De datum 17 augustus 1945 werd niet erkend. Minister Bot van Buitenlandse Zaken verklaarde op 15 augustus 2005 echter in Den Haag bij de jaarlijkse herdenking van het einde van de Tweede Wereldoorlog: „Het wordt tijd dat we klare wijn schenken. Mijn aanwezigheid woensdag in Indonesië betekent dat de Nederlandse regering erkent dat het land de facto op 17 augustus 1945 onafhankelijk werd. Al vele jaren wonen Nederlandse vertegenwoordigers de herdenking van de 17e augustus bij. Nu kom ik er namens het voltallige Nederlandse kabinet en ik zal het Indonesische volk uitleggen dat dit moet worden gezien als een erkenning van die datum.”
Hij voegde eraan toe: „Pas als je op de top van de berg achterom kijkt, zie je wat de kortste weg was. Achteraf zeggen we dat Nederland eind jaren 40 meer militair geweld heeft toegepast dan nodig was. Voor intensivering van de relatie tussen Nederland en Indonesië is het noodzakelijk dat we oud zeer uit de weg ruimen.” En: „We moeten durven toegeven dat de belangen van de Indonesische bevolking voor veel Nederlanders op de tweede plaats kwamen.”
Geen excuses
In Jakarta liet Bot zich in soortgelijke bewoordingen uit. „Een groot aantal mensen is om het leven gekomen door acties van Nederlandse kant”, zei hij tijdens een bezoek aan zijn Indonesische collega N. Hassan Wirajuda. Die sprak over een „historisch moment” en verwelkomde de „politieke en morele” aanvaarding door Nederland van 17 augustus 1945 als datum van de Indonesische onafhankelijkheid.
Voor het eerst was nu een lid van de Nederlandse regering bij de herdenking aanwezig. Ook Bot ging in zijn rede niet zo ver om zijn excuses aan te bieden namens de Nederlandse regering. Wirajuda zei dat Indonesië daarop ook helemaal niet zit te wachten. Nederland moet volgens hem zelf met de gebeurtenissen in het reine komen, vond hij.
Volgens Bot kwam Nederland door de grootschalige inzet van militaire middelen „als het ware aan de verkeerde kant van de geschiedenis te staan.” Dat deed volgens de regering niets af aan de inzet van de Nederlandse militairen: zij gingen in opdracht van de regering, opereerden op grondgebied waar Nederland soeverein was en maakten er het beste van.

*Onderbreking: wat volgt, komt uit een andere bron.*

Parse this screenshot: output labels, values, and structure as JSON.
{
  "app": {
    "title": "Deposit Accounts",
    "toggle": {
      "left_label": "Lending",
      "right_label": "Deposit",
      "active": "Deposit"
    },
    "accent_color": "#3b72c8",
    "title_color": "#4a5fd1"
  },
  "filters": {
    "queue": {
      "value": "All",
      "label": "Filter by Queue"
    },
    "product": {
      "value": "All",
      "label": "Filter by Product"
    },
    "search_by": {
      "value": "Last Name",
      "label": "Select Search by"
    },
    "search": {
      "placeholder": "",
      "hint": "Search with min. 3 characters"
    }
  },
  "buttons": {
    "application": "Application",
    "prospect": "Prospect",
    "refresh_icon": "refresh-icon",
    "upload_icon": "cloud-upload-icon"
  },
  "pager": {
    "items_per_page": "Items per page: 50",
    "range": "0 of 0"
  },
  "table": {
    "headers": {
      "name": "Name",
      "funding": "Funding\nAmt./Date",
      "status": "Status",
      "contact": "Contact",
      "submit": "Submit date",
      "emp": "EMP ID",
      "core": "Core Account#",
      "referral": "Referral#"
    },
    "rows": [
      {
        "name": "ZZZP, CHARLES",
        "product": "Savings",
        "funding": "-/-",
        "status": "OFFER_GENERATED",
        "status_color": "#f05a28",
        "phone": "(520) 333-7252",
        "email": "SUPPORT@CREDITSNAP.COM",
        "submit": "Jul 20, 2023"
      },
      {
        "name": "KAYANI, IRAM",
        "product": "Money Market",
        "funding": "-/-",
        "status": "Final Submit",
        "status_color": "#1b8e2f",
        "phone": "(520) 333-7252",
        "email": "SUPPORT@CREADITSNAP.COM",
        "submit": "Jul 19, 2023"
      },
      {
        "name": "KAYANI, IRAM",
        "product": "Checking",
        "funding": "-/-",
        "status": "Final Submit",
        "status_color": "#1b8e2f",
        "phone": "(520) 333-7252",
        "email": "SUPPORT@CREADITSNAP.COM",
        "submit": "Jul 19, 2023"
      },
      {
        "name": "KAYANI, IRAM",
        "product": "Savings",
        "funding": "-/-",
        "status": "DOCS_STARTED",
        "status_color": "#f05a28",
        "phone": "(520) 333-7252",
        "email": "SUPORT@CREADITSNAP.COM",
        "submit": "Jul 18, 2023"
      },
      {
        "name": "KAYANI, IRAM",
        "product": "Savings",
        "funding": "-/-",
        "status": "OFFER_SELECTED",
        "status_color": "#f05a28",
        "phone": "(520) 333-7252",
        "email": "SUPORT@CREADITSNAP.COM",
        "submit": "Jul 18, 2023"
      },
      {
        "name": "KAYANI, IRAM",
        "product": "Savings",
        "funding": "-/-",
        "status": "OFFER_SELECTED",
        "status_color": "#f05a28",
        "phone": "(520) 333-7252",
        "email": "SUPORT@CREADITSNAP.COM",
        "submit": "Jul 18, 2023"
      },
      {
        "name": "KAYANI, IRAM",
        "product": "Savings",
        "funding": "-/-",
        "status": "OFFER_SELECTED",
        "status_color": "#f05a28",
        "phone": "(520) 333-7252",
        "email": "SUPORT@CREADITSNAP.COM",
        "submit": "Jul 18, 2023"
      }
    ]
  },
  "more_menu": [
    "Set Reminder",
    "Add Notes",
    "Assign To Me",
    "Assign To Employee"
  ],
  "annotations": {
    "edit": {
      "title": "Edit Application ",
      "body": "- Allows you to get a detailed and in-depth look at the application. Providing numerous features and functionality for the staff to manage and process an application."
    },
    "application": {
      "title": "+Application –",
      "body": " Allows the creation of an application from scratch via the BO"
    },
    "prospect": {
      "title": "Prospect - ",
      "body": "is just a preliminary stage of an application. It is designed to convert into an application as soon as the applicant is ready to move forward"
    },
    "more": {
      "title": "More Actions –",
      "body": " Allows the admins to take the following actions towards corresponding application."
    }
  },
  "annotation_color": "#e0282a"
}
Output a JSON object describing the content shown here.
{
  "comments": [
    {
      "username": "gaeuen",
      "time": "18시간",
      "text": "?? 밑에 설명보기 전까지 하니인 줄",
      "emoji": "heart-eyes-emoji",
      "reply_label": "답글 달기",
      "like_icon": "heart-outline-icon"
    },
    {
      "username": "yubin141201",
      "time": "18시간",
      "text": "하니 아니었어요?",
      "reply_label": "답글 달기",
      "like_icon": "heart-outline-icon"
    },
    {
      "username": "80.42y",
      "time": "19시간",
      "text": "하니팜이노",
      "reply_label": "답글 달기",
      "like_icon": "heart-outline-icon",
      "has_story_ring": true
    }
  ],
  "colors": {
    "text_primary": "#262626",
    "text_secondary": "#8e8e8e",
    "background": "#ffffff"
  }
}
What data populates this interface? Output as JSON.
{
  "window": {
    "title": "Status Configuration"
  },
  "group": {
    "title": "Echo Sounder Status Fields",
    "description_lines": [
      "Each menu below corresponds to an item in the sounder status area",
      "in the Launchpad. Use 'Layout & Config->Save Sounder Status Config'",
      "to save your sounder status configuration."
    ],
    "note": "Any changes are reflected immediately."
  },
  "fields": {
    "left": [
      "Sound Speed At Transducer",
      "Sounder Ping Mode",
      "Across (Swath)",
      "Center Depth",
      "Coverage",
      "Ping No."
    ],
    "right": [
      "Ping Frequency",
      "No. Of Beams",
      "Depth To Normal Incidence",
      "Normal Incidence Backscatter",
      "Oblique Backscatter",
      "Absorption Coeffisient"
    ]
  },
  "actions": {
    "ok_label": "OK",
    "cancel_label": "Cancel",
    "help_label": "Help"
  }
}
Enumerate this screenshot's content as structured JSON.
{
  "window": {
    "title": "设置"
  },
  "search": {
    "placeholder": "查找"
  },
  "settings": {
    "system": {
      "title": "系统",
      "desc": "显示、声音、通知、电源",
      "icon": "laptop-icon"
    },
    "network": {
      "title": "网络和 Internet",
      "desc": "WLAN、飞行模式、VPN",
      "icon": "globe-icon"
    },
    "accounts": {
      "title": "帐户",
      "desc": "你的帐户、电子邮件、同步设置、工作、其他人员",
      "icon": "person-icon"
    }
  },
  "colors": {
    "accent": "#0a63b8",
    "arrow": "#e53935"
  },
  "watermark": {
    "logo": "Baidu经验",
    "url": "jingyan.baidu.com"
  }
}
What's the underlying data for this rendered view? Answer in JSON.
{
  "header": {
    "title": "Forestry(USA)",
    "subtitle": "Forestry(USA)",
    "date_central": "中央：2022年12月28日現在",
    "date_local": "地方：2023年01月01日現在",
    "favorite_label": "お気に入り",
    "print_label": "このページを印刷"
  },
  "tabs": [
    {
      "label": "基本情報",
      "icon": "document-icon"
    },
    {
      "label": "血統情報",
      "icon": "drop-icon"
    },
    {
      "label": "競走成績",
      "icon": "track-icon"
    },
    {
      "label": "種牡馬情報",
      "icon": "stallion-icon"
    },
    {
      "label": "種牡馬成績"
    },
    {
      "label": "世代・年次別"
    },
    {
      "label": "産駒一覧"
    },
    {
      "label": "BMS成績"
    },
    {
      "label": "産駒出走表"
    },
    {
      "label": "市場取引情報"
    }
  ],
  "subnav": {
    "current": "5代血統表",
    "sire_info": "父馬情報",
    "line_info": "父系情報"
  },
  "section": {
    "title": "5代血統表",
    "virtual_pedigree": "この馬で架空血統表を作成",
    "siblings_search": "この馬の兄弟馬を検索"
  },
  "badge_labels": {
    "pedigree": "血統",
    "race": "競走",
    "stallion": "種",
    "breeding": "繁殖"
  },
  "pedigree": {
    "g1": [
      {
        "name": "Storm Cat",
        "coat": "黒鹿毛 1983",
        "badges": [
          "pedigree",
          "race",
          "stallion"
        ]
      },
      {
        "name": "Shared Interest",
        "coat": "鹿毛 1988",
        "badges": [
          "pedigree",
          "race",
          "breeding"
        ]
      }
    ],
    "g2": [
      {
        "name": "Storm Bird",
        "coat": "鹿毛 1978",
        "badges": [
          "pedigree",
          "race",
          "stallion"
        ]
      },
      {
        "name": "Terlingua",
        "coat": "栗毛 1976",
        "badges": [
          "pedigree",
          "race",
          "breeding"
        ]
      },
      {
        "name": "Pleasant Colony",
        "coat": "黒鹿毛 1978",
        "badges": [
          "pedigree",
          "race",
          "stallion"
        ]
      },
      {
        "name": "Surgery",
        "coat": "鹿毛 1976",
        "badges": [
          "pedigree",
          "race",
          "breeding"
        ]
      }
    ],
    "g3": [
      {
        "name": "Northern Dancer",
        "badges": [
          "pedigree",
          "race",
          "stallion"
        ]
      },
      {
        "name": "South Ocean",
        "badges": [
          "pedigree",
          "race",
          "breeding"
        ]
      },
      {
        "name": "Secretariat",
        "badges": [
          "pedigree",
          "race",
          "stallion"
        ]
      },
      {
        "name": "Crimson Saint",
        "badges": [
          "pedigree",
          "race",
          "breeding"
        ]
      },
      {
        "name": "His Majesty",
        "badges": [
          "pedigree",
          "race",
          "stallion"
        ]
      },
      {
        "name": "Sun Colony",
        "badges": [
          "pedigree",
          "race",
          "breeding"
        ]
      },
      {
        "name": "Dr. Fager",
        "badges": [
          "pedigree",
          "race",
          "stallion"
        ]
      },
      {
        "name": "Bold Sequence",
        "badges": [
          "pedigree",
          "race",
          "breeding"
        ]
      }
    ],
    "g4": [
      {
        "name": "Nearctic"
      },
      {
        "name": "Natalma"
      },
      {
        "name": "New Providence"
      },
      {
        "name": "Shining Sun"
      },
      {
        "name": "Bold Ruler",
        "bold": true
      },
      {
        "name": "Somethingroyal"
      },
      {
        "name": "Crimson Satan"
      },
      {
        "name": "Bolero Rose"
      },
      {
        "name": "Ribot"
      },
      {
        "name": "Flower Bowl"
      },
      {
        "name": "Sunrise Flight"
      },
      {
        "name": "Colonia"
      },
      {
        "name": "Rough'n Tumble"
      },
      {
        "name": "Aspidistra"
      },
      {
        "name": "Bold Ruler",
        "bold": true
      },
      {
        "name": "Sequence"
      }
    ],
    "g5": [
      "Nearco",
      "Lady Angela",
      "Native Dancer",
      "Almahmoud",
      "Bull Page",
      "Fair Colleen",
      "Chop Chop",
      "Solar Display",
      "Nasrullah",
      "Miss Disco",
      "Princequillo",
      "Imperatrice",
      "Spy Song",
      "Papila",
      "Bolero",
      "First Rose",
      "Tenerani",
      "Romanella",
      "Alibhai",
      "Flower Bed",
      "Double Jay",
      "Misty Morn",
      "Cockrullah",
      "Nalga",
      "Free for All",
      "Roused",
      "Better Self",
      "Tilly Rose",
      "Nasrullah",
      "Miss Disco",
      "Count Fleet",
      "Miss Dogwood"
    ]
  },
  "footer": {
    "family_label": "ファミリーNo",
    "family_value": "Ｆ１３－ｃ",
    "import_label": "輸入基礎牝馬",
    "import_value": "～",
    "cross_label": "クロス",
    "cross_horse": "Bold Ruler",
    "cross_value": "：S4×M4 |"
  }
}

Bots spijtbetuiging leverde veel positieve reacties op. Een kritisch geluid kwam van VVD-Kamerlid Van Baalen: „In Indonesië bestaat voor spijt, laat staan voor excuses van Nederlandse zijde weinig tot geen belangstelling.”
Veteranen
Bij staatsbezoeken aan landen waarmee Nederland een nauwe relatie heeft (gehad), luisteren de samenstelling van het programma en de inhoud van de toespraken extra nauw. Wat betekent het bijvoorbeeld dat het traditionele staatsdiner in het bezoek volgende maand is vervangen door een lunch en dat daardoor de gebruikelijke tafelredes van beide staatshoofden achterwege blijven? Ze komen vooraf wel met een gezamenlijke persverklaring.
Er zijn meerdere groepen die scherp zullen toezien op wat de koning volgende maand tijdens het bezoek doet en zegt. Zoals de Nederlandse militairen die zich in Indië jarenlang inzetten. Dat zijn inmiddels allemaal 90-plussers, met uitzondering van degenen die later in Nieuw-Guinea dienden, dat nog tot 1962 onder Nederlands gezag bleef. Het merendeel van de veteranen reageerde in 2005 overigens positief op de uitspraken van minister Bot. Zijn geste richting Indonesië hielp „de strijdbijl te begraven”, zei de Vereniging Oud Militairen Indiëgangers (VOMI), die er „volledig begrip” voor had.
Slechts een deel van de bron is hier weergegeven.